Feature engineering transforms raw records into columns the model can use. Labels define what you predict—must align with the product decision and be measurable without leakage from the future.
Feature examples
- Tabular: age, tenure_days, avg_order_value
- Text: token counts, embeddings from pretrained encoders
- Time: hour_of_day, days_since_last_login
- Categorical: one-hot or learned embeddings
Label design
For churn: label = canceled within 30 days after snapshot date. Bad label: includes events before snapshot that reveal the future (leakage). Always ask: could this feature exist at prediction time?
Feature matrix preview
# Conceptual feature row
feature_row = {
"tenure_days": 120,
"orders_last_30d": 3,
"label_churn_30d": 0, # 0 = stayed, 1 = churned
}
print(feature_row.keys())Practice: Optional snippets use pandas-style pseudocode—run with Pandas locally if you want tactile practice.
Important interview questions and answers
- Q: Label leakage?
A: Feature or label uses information unavailable at inference time—inflates offline metrics. - Q: Embeddings as features?

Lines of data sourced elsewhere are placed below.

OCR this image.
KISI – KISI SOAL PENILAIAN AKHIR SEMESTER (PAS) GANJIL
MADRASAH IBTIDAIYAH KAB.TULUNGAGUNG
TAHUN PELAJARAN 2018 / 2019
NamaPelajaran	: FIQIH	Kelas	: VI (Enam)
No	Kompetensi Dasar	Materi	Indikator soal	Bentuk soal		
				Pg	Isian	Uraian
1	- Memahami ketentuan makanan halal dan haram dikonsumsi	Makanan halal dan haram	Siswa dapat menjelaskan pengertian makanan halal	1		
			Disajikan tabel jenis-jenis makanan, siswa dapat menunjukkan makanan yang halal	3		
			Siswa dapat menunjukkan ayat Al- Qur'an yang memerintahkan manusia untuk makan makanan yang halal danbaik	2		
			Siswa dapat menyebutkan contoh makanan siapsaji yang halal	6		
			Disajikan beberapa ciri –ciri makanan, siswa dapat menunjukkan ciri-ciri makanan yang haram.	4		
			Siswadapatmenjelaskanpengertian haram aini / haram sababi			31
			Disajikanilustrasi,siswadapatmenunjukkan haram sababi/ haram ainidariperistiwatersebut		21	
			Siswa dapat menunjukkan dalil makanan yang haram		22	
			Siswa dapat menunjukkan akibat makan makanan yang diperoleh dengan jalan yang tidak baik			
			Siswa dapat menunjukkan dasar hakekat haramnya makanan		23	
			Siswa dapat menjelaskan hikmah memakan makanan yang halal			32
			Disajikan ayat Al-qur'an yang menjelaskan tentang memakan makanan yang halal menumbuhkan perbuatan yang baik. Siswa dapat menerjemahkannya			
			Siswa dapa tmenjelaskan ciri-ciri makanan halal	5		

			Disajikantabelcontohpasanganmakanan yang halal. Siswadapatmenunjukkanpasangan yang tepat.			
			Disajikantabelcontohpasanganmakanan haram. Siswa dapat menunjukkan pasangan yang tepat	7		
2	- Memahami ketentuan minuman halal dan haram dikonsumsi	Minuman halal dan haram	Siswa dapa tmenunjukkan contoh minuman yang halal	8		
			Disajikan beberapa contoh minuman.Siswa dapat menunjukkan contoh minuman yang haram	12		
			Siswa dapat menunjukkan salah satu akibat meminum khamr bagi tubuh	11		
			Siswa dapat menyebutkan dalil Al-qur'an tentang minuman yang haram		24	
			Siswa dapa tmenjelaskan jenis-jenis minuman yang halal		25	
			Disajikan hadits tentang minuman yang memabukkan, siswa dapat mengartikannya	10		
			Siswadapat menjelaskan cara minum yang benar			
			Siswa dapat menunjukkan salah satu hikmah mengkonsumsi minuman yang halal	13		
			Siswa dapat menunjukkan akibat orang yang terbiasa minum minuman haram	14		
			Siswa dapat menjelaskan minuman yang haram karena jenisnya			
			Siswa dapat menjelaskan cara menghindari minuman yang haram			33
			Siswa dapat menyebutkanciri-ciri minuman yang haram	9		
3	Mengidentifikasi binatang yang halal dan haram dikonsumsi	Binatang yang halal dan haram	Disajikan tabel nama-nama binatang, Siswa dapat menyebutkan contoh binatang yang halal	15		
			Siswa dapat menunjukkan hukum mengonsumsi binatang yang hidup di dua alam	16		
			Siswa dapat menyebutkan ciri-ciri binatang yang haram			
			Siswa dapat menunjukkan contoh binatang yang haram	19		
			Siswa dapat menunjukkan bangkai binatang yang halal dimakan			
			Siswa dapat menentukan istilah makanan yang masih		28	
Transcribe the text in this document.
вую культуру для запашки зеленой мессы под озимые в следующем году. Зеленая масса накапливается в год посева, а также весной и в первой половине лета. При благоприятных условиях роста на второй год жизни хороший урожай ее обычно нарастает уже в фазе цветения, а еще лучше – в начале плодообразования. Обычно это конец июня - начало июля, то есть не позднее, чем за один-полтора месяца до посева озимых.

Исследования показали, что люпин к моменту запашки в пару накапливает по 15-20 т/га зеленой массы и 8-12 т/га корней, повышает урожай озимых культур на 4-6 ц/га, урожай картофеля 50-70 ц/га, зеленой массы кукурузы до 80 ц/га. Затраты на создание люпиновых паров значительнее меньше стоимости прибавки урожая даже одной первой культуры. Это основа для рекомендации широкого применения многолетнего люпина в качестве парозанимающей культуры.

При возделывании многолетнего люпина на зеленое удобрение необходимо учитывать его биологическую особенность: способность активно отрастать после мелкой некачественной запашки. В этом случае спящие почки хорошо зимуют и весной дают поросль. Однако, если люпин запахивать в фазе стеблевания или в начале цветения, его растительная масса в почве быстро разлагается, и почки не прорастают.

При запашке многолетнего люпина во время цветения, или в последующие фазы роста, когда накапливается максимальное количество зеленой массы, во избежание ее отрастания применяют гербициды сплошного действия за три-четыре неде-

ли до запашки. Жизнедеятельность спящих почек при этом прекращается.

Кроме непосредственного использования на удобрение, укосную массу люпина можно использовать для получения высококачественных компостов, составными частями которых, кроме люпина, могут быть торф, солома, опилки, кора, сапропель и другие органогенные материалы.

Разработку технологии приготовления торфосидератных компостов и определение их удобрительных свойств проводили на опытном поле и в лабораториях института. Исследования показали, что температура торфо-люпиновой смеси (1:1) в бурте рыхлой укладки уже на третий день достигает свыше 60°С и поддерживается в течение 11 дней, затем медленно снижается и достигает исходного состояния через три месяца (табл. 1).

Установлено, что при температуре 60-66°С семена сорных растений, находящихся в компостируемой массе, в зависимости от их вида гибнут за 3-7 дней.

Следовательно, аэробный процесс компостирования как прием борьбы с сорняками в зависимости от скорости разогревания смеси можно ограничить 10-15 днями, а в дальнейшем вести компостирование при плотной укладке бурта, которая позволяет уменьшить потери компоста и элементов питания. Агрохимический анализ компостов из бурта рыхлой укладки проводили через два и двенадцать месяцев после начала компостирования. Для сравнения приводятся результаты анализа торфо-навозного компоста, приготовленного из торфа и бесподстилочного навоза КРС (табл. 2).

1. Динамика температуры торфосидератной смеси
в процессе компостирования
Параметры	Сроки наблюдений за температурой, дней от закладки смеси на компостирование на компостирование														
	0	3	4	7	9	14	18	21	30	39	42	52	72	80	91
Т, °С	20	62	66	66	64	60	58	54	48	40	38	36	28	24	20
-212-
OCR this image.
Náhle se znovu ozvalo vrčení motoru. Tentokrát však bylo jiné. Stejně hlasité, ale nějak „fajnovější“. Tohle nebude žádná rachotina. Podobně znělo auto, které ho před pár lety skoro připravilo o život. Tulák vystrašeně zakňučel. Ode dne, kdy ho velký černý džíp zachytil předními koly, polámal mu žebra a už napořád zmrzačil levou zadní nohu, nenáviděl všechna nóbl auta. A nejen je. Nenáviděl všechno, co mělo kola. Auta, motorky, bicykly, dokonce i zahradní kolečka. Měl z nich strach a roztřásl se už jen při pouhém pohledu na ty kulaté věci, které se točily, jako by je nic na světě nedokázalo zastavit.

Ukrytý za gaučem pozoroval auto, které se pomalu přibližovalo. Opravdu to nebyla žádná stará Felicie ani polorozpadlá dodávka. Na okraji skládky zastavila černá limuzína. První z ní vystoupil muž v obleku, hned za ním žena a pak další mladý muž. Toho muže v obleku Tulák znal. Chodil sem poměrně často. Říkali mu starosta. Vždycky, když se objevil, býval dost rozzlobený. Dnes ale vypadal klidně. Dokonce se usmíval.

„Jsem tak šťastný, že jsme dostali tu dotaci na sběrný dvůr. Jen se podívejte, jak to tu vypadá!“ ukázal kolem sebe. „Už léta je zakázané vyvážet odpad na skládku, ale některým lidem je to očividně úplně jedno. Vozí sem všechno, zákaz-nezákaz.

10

A: Dense vectors capturing semantic similarity—common in search and Gen AI pipelines.
Self-check
- Define leakage in one sentence.
- Name two feature types for a subscription product.
Pitfall: Label leakage from the future—ask "available at prediction time?" for every feature.
Interview prep
- Label leakage?
- Labels or features use future information unavailable at inference time.
- Embeddings as features?
- Dense vectors capturing semantic similarity for search and NLP.